If I'm reading this right, in this function and in the others variant
below, `namespace' is the namespace provided in the configuration
file.  if so, I guess we could drop these calls since the one done at
configuration parsing time should be enough.  Or do you want to keep
these extra checks around for safety for a while?

> +	if (strncmp(namespace, refname, strlen(namespace)) == 0)
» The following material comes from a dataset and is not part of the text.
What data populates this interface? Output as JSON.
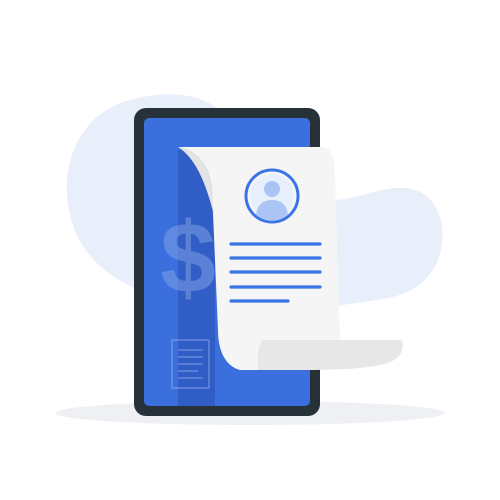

>  		return got_error_fmt(GOT_ERR_REFS_PROTECTED, "%s", namespace);
>  
>  	return NULL;
>  }
> [...]
> +static const struct got_error *
> +protect_require_yca(struct got_object_id *tip_id,
> +    size_t max_commits_to_traverse, struct got_pack *pack,
> +    struct got_packidx *packidx, struct got_reference *ref)
> +{
> [...]
> +		parent_ids = got_object_commit_get_parent_ids(commit);
> +		STAILQ_FOREACH(pid, parent_ids, entry) {
> +			err = check_cancelled(NULL);
> +			if (err)
> +				goto done;

just for curiosity, this loop doesn't seem heavy, so why
check_cancelled() here?  (asking to figure out if I got
check_cancelled() usage correct in my head.)